如果要被这样猥亵的男人欺负,她宁可咬舌自尽!怕就怕,现在她连咬舌的力气都没有。
知道现在真的是叫天天不应叫地地不灵,盼儿只能把唯一的希望寄托在那易碎的玻璃茶壶茶杯上,不,不可以,除了昱,暂时,她还无法忍受任何别的任何男人碰她!
“我的小宝贝,你真是个小妖精,从我第一眼看到你起…满脑子都是跟你欢好的景象…你看到了吗?对着你,想着,我的宝贝都有反应了,我一定会好好疼你,让你回味无穷…以后都不想离开的,哈哈…”

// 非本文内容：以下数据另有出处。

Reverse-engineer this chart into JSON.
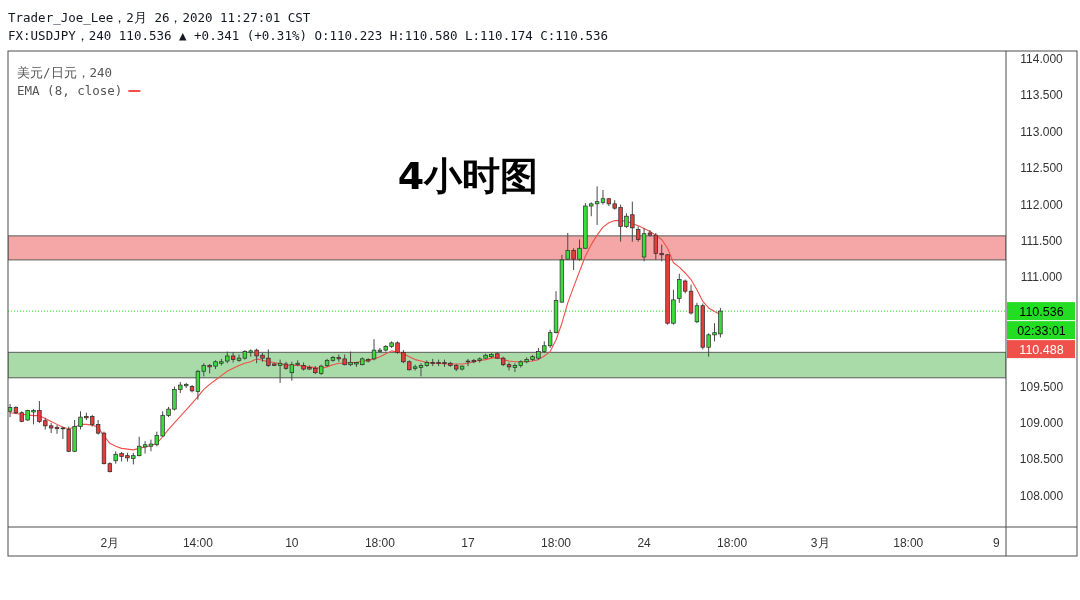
{
  "chart_data": {
    "type": "candlestick",
    "title": "4小时图",
    "subtitle": "FX:USDJPY，240 110.536 ▲ +0.341 (+0.31%) O:110.223 H:110.580 L:110.174 C:110.536",
    "annotations": [
      "Trader_Joe_Lee，2月 26，2020 11:27:01 CST",
      "02:33:01",
      "110.488"
    ],
    "legend_title": "美元/日元，240",
    "legend": "top left",
    "categories": [
      null,
      null,
      null,
      null,
      null,
      null,
      null,
      null,
      null,
      null,
      null,
      null,
      null,
      null,
      null,
      null,
      null,
      "2月",
      null,
      null,
      null,
      null,
      null,
      null,
      null,
      null,
      null,
      null,
      null,
      null,
      null,
      null,
      "14:00",
      null,
      null,
      null,
      null,
      null,
      null,
      null,
      null,
      null,
      null,
      null,
      null,
      null,
      null,
      null,
      "10",
      null,
      null,
      null,
      null,
      null,
      null,
      null,
      null,
      null,
      null,
      null,
      null,
      null,
      null,
      "18:00",
      null,
      null,
      null,
      null,
      null,
      null,
      null,
      null,
      null,
      null,
      null,
      null,
      null,
      null,
      "17",
      null,
      null,
      null,
      null,
      null,
      null,
      null,
      null,
      null,
      null,
      null,
      null,
      null,
      null,
      "18:00",
      null,
      null,
      null,
      null,
      null,
      null,
      null,
      null,
      null,
      null,
      null,
      null,
      null,
      null,
      "24",
      null,
      null,
      null,
      null,
      null,
      null,
      null,
      null,
      null,
      null,
      null,
      null,
      null,
      null,
      "18:00",
      null,
      null,
      null,
      null,
      null,
      null,
      null,
      null,
      null,
      null,
      null,
      null,
      null,
      null,
      "3月",
      null,
      null,
      null,
      null,
      null,
      null,
      null,
      null,
      null,
      null,
      null,
      null,
      null,
      null,
      "18:00",
      null,
      null,
      null,
      null,
      null,
      null,
      null,
      null,
      null,
      null,
      null,
      null,
      null,
      null,
      "9",
      null
    ],
    "ohlc": [
      [
        109.16,
        109.26,
        109.08,
        109.21
      ],
      [
        109.21,
        109.23,
        109.12,
        109.14
      ],
      [
        109.14,
        109.16,
        109.01,
        109.02
      ],
      [
        109.04,
        109.18,
        109.03,
        109.17
      ],
      [
        109.15,
        109.19,
        108.98,
        109.17
      ],
      [
        109.17,
        109.3,
        109.0,
        109.02
      ],
      [
        109.03,
        109.07,
        108.91,
        108.96
      ],
      [
        108.96,
        109.0,
        108.86,
        108.93
      ],
      [
        108.94,
        108.97,
        108.85,
        108.92
      ],
      [
        108.93,
        108.95,
        108.78,
        108.92
      ],
      [
        108.91,
        108.95,
        108.6,
        108.61
      ],
      [
        108.61,
        109.04,
        108.6,
        108.95
      ],
      [
        108.95,
        109.16,
        108.91,
        109.08
      ],
      [
        109.09,
        109.14,
        109.04,
        109.07
      ],
      [
        109.09,
        109.11,
        108.95,
        108.98
      ],
      [
        108.98,
        109.04,
        108.84,
        108.86
      ],
      [
        108.86,
        108.88,
        108.43,
        108.44
      ],
      [
        108.44,
        108.46,
        108.32,
        108.33
      ],
      [
        108.48,
        108.61,
        108.44,
        108.57
      ],
      [
        108.58,
        108.6,
        108.47,
        108.54
      ],
      [
        108.55,
        108.59,
        108.47,
        108.52
      ],
      [
        108.51,
        108.59,
        108.43,
        108.55
      ],
      [
        108.55,
        108.81,
        108.54,
        108.68
      ],
      [
        108.67,
        108.75,
        108.58,
        108.7
      ],
      [
        108.68,
        108.77,
        108.61,
        108.71
      ],
      [
        108.7,
        108.88,
        108.68,
        108.83
      ],
      [
        108.82,
        109.16,
        108.81,
        109.1
      ],
      [
        109.1,
        109.22,
        109.08,
        109.19
      ],
      [
        109.19,
        109.5,
        109.17,
        109.46
      ],
      [
        109.46,
        109.56,
        109.41,
        109.52
      ],
      [
        109.51,
        109.55,
        109.48,
        109.53
      ],
      [
        109.5,
        109.52,
        109.42,
        109.44
      ],
      [
        109.43,
        109.73,
        109.32,
        109.71
      ],
      [
        109.71,
        109.82,
        109.64,
        109.79
      ],
      [
        109.79,
        109.81,
        109.68,
        109.77
      ],
      [
        109.78,
        109.86,
        109.74,
        109.84
      ],
      [
        109.82,
        109.88,
        109.79,
        109.84
      ],
      [
        109.85,
        109.98,
        109.82,
        109.92
      ],
      [
        109.92,
        109.97,
        109.83,
        109.87
      ],
      [
        109.86,
        109.94,
        109.84,
        109.89
      ],
      [
        109.89,
        110.0,
        109.87,
        109.98
      ],
      [
        109.97,
        110.01,
        109.91,
        109.99
      ],
      [
        110.0,
        110.02,
        109.82,
        109.92
      ],
      [
        109.93,
        109.96,
        109.84,
        109.89
      ],
      [
        109.89,
        110.01,
        109.77,
        109.79
      ],
      [
        109.81,
        109.82,
        109.78,
        109.79
      ],
      [
        109.79,
        109.87,
        109.55,
        109.82
      ],
      [
        109.81,
        109.84,
        109.73,
        109.75
      ],
      [
        109.69,
        109.84,
        109.58,
        109.8
      ],
      [
        109.8,
        109.86,
        109.78,
        109.82
      ],
      [
        109.79,
        109.83,
        109.72,
        109.74
      ],
      [
        109.76,
        109.79,
        109.73,
        109.74
      ],
      [
        109.75,
        109.78,
        109.67,
        109.69
      ],
      [
        109.68,
        109.8,
        109.66,
        109.78
      ],
      [
        109.79,
        109.88,
        109.77,
        109.86
      ],
      [
        109.86,
        109.92,
        109.84,
        109.9
      ],
      [
        109.9,
        109.94,
        109.84,
        109.88
      ],
      [
        109.88,
        109.94,
        109.79,
        109.8
      ],
      [
        109.8,
        109.98,
        109.78,
        109.83
      ],
      [
        109.81,
        109.84,
        109.77,
        109.83
      ],
      [
        109.8,
        109.9,
        109.79,
        109.88
      ],
      [
        109.87,
        109.89,
        109.83,
        109.85
      ],
      [
        109.88,
        110.15,
        109.86,
        110.0
      ],
      [
        109.98,
        110.03,
        109.96,
        110.0
      ],
      [
        110.0,
        110.07,
        109.98,
        110.05
      ],
      [
        110.05,
        110.12,
        110.03,
        110.1
      ],
      [
        110.1,
        110.12,
        109.95,
        109.97
      ],
      [
        109.97,
        110.0,
        109.82,
        109.84
      ],
      [
        109.84,
        109.86,
        109.72,
        109.73
      ],
      [
        109.75,
        109.8,
        109.72,
        109.77
      ],
      [
        109.76,
        109.82,
        109.64,
        109.79
      ],
      [
        109.79,
        109.86,
        109.77,
        109.83
      ],
      [
        109.83,
        109.88,
        109.78,
        109.82
      ],
      [
        109.83,
        109.87,
        109.78,
        109.82
      ],
      [
        109.83,
        109.87,
        109.77,
        109.82
      ],
      [
        109.82,
        109.84,
        109.77,
        109.79
      ],
      [
        109.79,
        109.81,
        109.71,
        109.74
      ],
      [
        109.74,
        109.79,
        109.72,
        109.78
      ],
      [
        109.84,
        109.88,
        109.78,
        109.85
      ],
      [
        109.86,
        109.88,
        109.82,
        109.84
      ],
      [
        109.86,
        109.9,
        109.83,
        109.88
      ],
      [
        109.89,
        109.95,
        109.88,
        109.93
      ],
      [
        109.91,
        109.96,
        109.89,
        109.94
      ],
      [
        109.95,
        109.97,
        109.88,
        109.89
      ],
      [
        109.89,
        109.91,
        109.78,
        109.8
      ],
      [
        109.8,
        109.83,
        109.72,
        109.77
      ],
      [
        109.76,
        109.82,
        109.7,
        109.79
      ],
      [
        109.79,
        109.86,
        109.76,
        109.84
      ],
      [
        109.84,
        109.9,
        109.82,
        109.87
      ],
      [
        109.87,
        109.93,
        109.85,
        109.91
      ],
      [
        109.89,
        110.03,
        109.87,
        109.98
      ],
      [
        109.98,
        110.12,
        109.96,
        110.06
      ],
      [
        110.06,
        110.28,
        110.03,
        110.24
      ],
      [
        110.24,
        110.81,
        110.23,
        110.68
      ],
      [
        110.66,
        111.31,
        110.65,
        111.24
      ],
      [
        111.25,
        111.61,
        111.24,
        111.37
      ],
      [
        111.37,
        111.4,
        111.1,
        111.25
      ],
      [
        111.25,
        111.52,
        111.23,
        111.4
      ],
      [
        111.4,
        112.02,
        111.39,
        111.98
      ],
      [
        111.98,
        112.03,
        111.84,
        112.01
      ],
      [
        112.01,
        112.25,
        111.72,
        112.04
      ],
      [
        112.03,
        112.2,
        112.0,
        112.08
      ],
      [
        112.08,
        112.09,
        111.98,
        112.01
      ],
      [
        112.01,
        112.06,
        111.93,
        111.95
      ],
      [
        111.96,
        112.0,
        111.49,
        111.7
      ],
      [
        111.7,
        111.88,
        111.68,
        111.84
      ],
      [
        111.86,
        112.04,
        111.49,
        111.68
      ],
      [
        111.66,
        111.7,
        111.49,
        111.52
      ],
      [
        111.28,
        111.68,
        111.22,
        111.6
      ],
      [
        111.61,
        111.65,
        111.56,
        111.58
      ],
      [
        111.58,
        111.61,
        111.24,
        111.33
      ],
      [
        111.33,
        111.45,
        111.22,
        111.31
      ],
      [
        111.31,
        111.32,
        110.35,
        110.37
      ],
      [
        110.37,
        110.83,
        110.35,
        110.69
      ],
      [
        110.71,
        111.05,
        110.65,
        110.97
      ],
      [
        110.95,
        110.97,
        110.78,
        110.81
      ],
      [
        110.81,
        110.9,
        110.49,
        110.51
      ],
      [
        110.39,
        110.65,
        110.37,
        110.61
      ],
      [
        110.61,
        110.64,
        110.01,
        110.04
      ],
      [
        110.04,
        110.23,
        109.91,
        110.21
      ],
      [
        110.21,
        110.37,
        110.12,
        110.24
      ],
      [
        110.223,
        110.58,
        110.174,
        110.536
      ],
      null,
      null,
      null,
      null,
      null,
      null,
      null,
      null,
      null,
      null,
      null,
      null,
      null,
      null,
      null,
      null,
      null,
      null,
      null,
      null,
      null,
      null,
      null,
      null,
      null,
      null,
      null,
      null,
      null,
      null,
      null,
      null,
      null,
      null,
      null,
      null,
      null,
      null,
      null,
      null,
      null,
      null,
      null,
      null,
      null,
      null,
      null,
      null
    ],
    "colors": [
      "#3cdc3c",
      "#e63c3c",
      "#e63c3c",
      "#3cdc3c",
      "#3cdc3c",
      "#e63c3c",
      "#e63c3c",
      "#e63c3c",
      "#e63c3c",
      "#e63c3c",
      "#e63c3c",
      "#3cdc3c",
      "#3cdc3c",
      "#e63c3c",
      "#e63c3c",
      "#e63c3c",
      "#e63c3c",
      "#e63c3c",
      "#3cdc3c",
      "#e63c3c",
      "#e63c3c",
      "#3cdc3c",
      "#3cdc3c",
      "#3cdc3c",
      "#3cdc3c",
      "#3cdc3c",
      "#3cdc3c",
      "#3cdc3c",
      "#3cdc3c",
      "#3cdc3c",
      "#3cdc3c",
      "#e63c3c",
      "#3cdc3c",
      "#3cdc3c",
      "#e63c3c",
      "#3cdc3c",
      "#3cdc3c",
      "#3cdc3c",
      "#e63c3c",
      "#3cdc3c",
      "#3cdc3c",
      "#3cdc3c",
      "#e63c3c",
      "#e63c3c",
      "#e63c3c",
      "#e63c3c",
      "#3cdc3c",
      "#e63c3c",
      "#3cdc3c",
      "#3cdc3c",
      "#e63c3c",
      "#e63c3c",
      "#e63c3c",
      "#3cdc3c",
      "#3cdc3c",
      "#3cdc3c",
      "#e63c3c",
      "#e63c3c",
      "#3cdc3c",
      "#3cdc3c",
      "#3cdc3c",
      "#e63c3c",
      "#3cdc3c",
      "#3cdc3c",
      "#3cdc3c",
      "#3cdc3c",
      "#e63c3c",
      "#e63c3c",
      "#e63c3c",
      "#3cdc3c",
      "#3cdc3c",
      "#3cdc3c",
      "#e63c3c",
      "#e63c3c",
      "#e63c3c",
      "#e63c3c",
      "#e63c3c",
      "#3cdc3c",
      "#3cdc3c",
      "#e63c3c",
      "#3cdc3c",
      "#3cdc3c",
      "#3cdc3c",
      "#e63c3c",
      "#e63c3c",
      "#e63c3c",
      "#3cdc3c",
      "#3cdc3c",
      "#3cdc3c",
      "#3cdc3c",
      "#3cdc3c",
      "#3cdc3c",
      "#3cdc3c",
      "#3cdc3c",
      "#3cdc3c",
      "#3cdc3c",
      "#e63c3c",
      "#3cdc3c",
      "#3cdc3c",
      "#3cdc3c",
      "#3cdc3c",
      "#3cdc3c",
      "#e63c3c",
      "#e63c3c",
      "#e63c3c",
      "#3cdc3c",
      "#e63c3c",
      "#e63c3c",
      "#3cdc3c",
      "#e63c3c",
      "#e63c3c",
      "#e63c3c",
      "#e63c3c",
      "#3cdc3c",
      "#3cdc3c",
      "#e63c3c",
      "#e63c3c",
      "#3cdc3c",
      "#e63c3c",
      "#3cdc3c",
      "#3cdc3c",
      "#3cdc3c",
      null,
      null,
      null,
      null,
      null,
      null,
      null,
      null,
      null,
      null,
      null,
      null,
      null,
      null,
      null,
      null,
      null,
      null,
      null,
      null,
      null,
      null,
      null,
      null,
      null,
      null,
      null,
      null,
      null,
      null,
      null,
      null,
      null,
      null,
      null,
      null,
      null,
      null,
      null,
      null,
      null,
      null,
      null,
      null,
      null,
      null,
      null,
      null
    ],
    "series": [
      {
        "type": "line",
        "name": "EMA (8, close)",
        "color": "#f0504a",
        "values": [
          109.14,
          109.13,
          109.12,
          109.11,
          109.1,
          109.1,
          109.06,
          109.02,
          108.98,
          108.94,
          108.92,
          108.94,
          108.98,
          108.98,
          108.97,
          108.94,
          108.82,
          108.72,
          108.68,
          108.65,
          108.64,
          108.63,
          108.65,
          108.67,
          108.69,
          108.72,
          108.81,
          108.91,
          109.0,
          109.09,
          109.18,
          109.27,
          109.36,
          109.46,
          109.53,
          109.59,
          109.65,
          109.71,
          109.75,
          109.79,
          109.82,
          109.84,
          109.88,
          109.86,
          109.84,
          109.83,
          109.81,
          109.8,
          109.79,
          109.79,
          109.78,
          109.77,
          109.76,
          109.75,
          109.77,
          109.8,
          109.82,
          109.82,
          109.83,
          109.83,
          109.85,
          109.86,
          109.88,
          109.91,
          109.95,
          109.99,
          109.97,
          109.95,
          109.91,
          109.87,
          109.85,
          109.83,
          109.82,
          109.82,
          109.81,
          109.81,
          109.81,
          109.81,
          109.82,
          109.84,
          109.86,
          109.87,
          109.89,
          109.9,
          109.87,
          109.85,
          109.84,
          109.84,
          109.84,
          109.85,
          109.87,
          109.92,
          109.98,
          110.14,
          110.37,
          110.65,
          110.87,
          111.08,
          111.29,
          111.45,
          111.58,
          111.69,
          111.75,
          111.78,
          111.78,
          111.77,
          111.74,
          111.71,
          111.67,
          111.63,
          111.58,
          111.52,
          111.4,
          111.2,
          111.14,
          111.06,
          110.97,
          110.83,
          110.67,
          110.58,
          110.53,
          110.49,
          null,
          null,
          null,
          null,
          null,
          null,
          null,
          null,
          null,
          null,
          null,
          null,
          null,
          null,
          null,
          null,
          null,
          null,
          null,
          null,
          null,
          null,
          null,
          null,
          null,
          null,
          null,
          null,
          null,
          null,
          null,
          null,
          null,
          null,
          null,
          null,
          null,
          null,
          null,
          null,
          null,
          null,
          null,
          null,
          null,
          null,
          null,
          null
        ]
      }
    ],
    "ylim": [
      107.57,
      114.11
    ],
    "yticks": [
      {
        "value": 108,
        "label": "108.000"
      },
      {
        "value": 108.5,
        "label": "108.500"
      },
      {
        "value": 109,
        "label": "109.000"
      },
      {
        "value": 109.5,
        "label": "109.500"
      },
      {
        "value": 111,
        "label": "111.000"
      },
      {
        "value": 111.5,
        "label": "111.500"
      },
      {
        "value": 112,
        "label": "112.000"
      },
      {
        "value": 112.5,
        "label": "112.500"
      },
      {
        "value": 113,
        "label": "113.000"
      },
      {
        "value": 113.5,
        "label": "113.500"
      },
      {
        "value": 114,
        "label": "114.000"
      }
    ],
    "ref_lines": [
      {
        "axis": "y",
        "value": 110.536,
        "label": "110.536",
        "color": "#22dd22",
        "line_style": "dotted"
      }
    ],
    "bands": [
      {
        "axis": "y",
        "from": 111.24,
        "to": 111.57,
        "color": "#f5a6a6"
      },
      {
        "axis": "y",
        "from": 109.62,
        "to": 109.97,
        "color": "#a9dba9"
      }
    ]
  }
}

一边望着地上的盼儿,男人一边解着皮带,拖着半吊着的裤子,还恶心地伸手指着自己肚子处无法遮掩地鼓胀、激动地拖拖拉拉着就往前冲。
“啊!你不要碰我,你不要过来——”
以为男人要脱裤子,盼儿用尽全身力气闭着眼睛大吼着往后缩去,碰着桌脚,不管不顾,拽着桌布就摔砸而去。
由于盼儿力道不大,又加上桌布的缓冲,几个圆滚滚的玻璃杯未碎却滚落了一地,男人一边猴急地脱着脚上碍事的鞋袜,还一边邋里邋遢地拖着裤子前行,被脚下的玻璃杯一绊,霎时,整个人重心不稳地往前摔去,跌到的手恰好抓到盼儿半拖着的小腿,激动地他还没爬起身子,就扯着她丝薄的袜子摸索着拖拽了起来。
“啊——”
一边抱着手边的桌腿,盼儿一边无力地踢打着双腿大叫了起来,身子越来越热,力气却明显越来越越小。
看着脚下定在自己脚踝的狼爪,盼儿跟被蛇咬上了似的,拼死挣扎着,望着那已经被越撕越大的口子,不假思索地,抬头就往桌腿上撞去,希望借着疼痛可以让自己恢复些力气,有机会逃出魔掌。
傅昱廷刚踏出电梯,就似乎隐隐听到了激烈的惨叫,心一惊,抬腿大步冲了过去,连钥匙都没用,猛地一脚,就踹开了房门,屋内凌乱的一幕陡然闯入眼帘,傅昱廷吓得差点昏昏死过去。
“啊!哎呦,疼死我了,别打了,饶命,饶命呜呜——”
还没反应过来发生了什么事,男人就被一阵疯狂而至的拳打脚踢踹得抱头鼠窜,护着自己的宝贝哀嚎阵阵。
危急中突然看到熟悉的身影,盼儿整个人都软瘫了下来,眨着迷离的眸子,趴到地上,心却仿佛瞬间落了地——
“啊,不要打了,不要打了——”
眼见男人被人打得头破血流,童佳吓得捂着脸凄惨哀叫。